Voltage doesnt bother the IBC at all, it will happily run 5v motors or 35v motors. its *current* that gets things warm.

The Fets have an internal resistance (a very small one - .005ohms). if you suck lots of current through that resistance, a small voltage drop develops across it and the power that the heatsink needs to dissapate is that voltage drop multiplied by the current. so effectively Power dissipation goes up as the square of the current, or P =Isquared *R.

If you are using RC car type motors, they are designed to run at low-voltages (7.2-9.6v) but at very high currents, which will make the IBC work much harder than getting an equivalent amount of power out of a higher voltage (12 or 24v) system.

To get a 200watt drive from a 24v drill motor, you only need to feed it 8.3 amps, which means the IBC only has to dissipate .345 of a watt per Fet (2 per motor).

To get the same power (200 watts) from a 7.2v (less than 1/3 of 24 volts) motor you need to feed it 27.7 amps (3.3 times as much current), and as the power dissipation goes up as the *square* of the current, the IBC now needs to radiate 3.85 watts per Fet or more than *11* times as much heat for the exactly the same output power. No wonder it gets hot..

What all this means is trying to get the same power out of high current low voltage motors stresses the controller a hell of a lot more than getting the same power out of a higher voltage lower current motor does. If you are running 4 of these low voltage motors, you are working it *hard*.

We have 4WD 4 x Drill Motor powered 12Kg (twice your weight) robots running on 24v with the IBC in a sealed, unventilated box without a problem. They get warm, but they handle it ok, provided they dont have to maintain a stall.. so higher voltage and lower current draw motors is definitely the better direction to go.

Failing that, give it a Fan. The IBC's heatsink is designed to absorb surges of power with high thermal mass, but doesnt have much surafce area to radiate sustained power input away into space (we didnt want to have big finned heatsinks hanging off it), so if you are constantly drawing high currents through it, some cool airflow across it will really help)


IBC Flip/Aux Functions

http://www.robowars.org/forum/viewtopic.php?p=1695#1695
(lots more info on controller tips in that thread, worth browsing through)

To easily use the invert/flip function, (if you arent using the third radio channel), just hook up the third channel to your receiver, and connect either the aux-hi and/or the aux-low output pin straight back to the Flip input pin..

voila. radio-controlled flip. move the third channel (whatever it may be on your controller) into the auxillary activation zone, and the aux-output will activate the flip input, and you are driving backwards.

If you are already using the 3rd channel for your weapon, you can use the "other side" of the aux (aux-hi if you are using aux-low for your weapon, or vice-versa) to still activate flip using just 3 channels, but you wonbt be able to activate your weapon AND flip at the same time, so no firing the weapon while upside down and continuing to drive backwards. only 1 auxillary output can be on at a time.

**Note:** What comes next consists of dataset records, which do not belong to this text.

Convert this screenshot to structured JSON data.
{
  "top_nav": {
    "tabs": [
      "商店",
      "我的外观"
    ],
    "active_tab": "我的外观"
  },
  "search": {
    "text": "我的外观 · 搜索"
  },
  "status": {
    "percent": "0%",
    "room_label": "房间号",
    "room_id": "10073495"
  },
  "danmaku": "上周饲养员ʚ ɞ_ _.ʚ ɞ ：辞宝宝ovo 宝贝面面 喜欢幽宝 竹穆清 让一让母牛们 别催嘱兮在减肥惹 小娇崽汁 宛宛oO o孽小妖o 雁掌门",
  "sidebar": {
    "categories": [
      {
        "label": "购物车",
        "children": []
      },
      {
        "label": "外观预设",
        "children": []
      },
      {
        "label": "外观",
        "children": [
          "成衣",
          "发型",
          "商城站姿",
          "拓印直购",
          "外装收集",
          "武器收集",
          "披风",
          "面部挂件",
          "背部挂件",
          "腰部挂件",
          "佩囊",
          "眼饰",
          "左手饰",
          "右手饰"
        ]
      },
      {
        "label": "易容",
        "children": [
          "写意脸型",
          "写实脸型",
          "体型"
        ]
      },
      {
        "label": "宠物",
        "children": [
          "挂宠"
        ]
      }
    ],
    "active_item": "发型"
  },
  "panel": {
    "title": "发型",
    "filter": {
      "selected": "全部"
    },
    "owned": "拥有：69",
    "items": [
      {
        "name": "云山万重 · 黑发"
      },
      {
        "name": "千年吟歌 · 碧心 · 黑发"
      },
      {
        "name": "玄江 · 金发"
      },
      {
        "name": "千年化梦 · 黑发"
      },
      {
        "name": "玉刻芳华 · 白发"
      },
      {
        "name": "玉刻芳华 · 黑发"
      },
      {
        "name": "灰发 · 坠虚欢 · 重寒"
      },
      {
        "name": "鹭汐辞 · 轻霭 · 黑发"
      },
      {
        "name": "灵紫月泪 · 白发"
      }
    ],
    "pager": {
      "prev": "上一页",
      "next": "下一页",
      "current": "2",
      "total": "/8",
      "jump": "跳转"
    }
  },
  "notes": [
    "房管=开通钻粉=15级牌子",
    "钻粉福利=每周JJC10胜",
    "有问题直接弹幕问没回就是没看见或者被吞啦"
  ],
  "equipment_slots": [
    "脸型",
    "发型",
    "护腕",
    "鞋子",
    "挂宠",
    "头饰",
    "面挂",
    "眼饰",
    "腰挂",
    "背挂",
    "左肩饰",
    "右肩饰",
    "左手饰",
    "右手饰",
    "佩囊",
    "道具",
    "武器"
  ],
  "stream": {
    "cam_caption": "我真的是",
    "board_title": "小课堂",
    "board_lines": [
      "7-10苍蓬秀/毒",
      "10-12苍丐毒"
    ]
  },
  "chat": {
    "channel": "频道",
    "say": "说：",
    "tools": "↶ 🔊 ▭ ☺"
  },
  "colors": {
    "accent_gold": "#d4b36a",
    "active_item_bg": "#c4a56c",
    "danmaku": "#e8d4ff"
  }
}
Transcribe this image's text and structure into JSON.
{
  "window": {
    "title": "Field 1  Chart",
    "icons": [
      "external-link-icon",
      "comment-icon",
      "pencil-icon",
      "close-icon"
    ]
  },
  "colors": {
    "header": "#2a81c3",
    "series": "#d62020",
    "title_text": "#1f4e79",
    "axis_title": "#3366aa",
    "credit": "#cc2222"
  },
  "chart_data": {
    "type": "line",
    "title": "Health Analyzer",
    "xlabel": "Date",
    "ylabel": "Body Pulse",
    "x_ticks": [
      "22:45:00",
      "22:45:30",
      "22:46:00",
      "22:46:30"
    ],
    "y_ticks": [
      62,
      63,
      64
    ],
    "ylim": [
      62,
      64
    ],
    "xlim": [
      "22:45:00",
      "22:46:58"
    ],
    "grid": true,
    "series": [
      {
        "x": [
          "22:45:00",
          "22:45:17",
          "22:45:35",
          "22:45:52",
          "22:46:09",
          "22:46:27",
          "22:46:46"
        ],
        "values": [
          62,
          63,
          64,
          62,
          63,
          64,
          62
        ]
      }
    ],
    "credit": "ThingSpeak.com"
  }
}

If you need bi direction weapon capability (ie, you are already using both aux-hi and aux-low), or you need to be able to fire and drive inverted simulataneously, then you will need to either 1, get a 4th radio channel and switch decoder (available from hobby shops), *or* 2. fit a manual flip-sensor to your robot like a tilt-switch that automatically activates the flip input whenever you are upside down.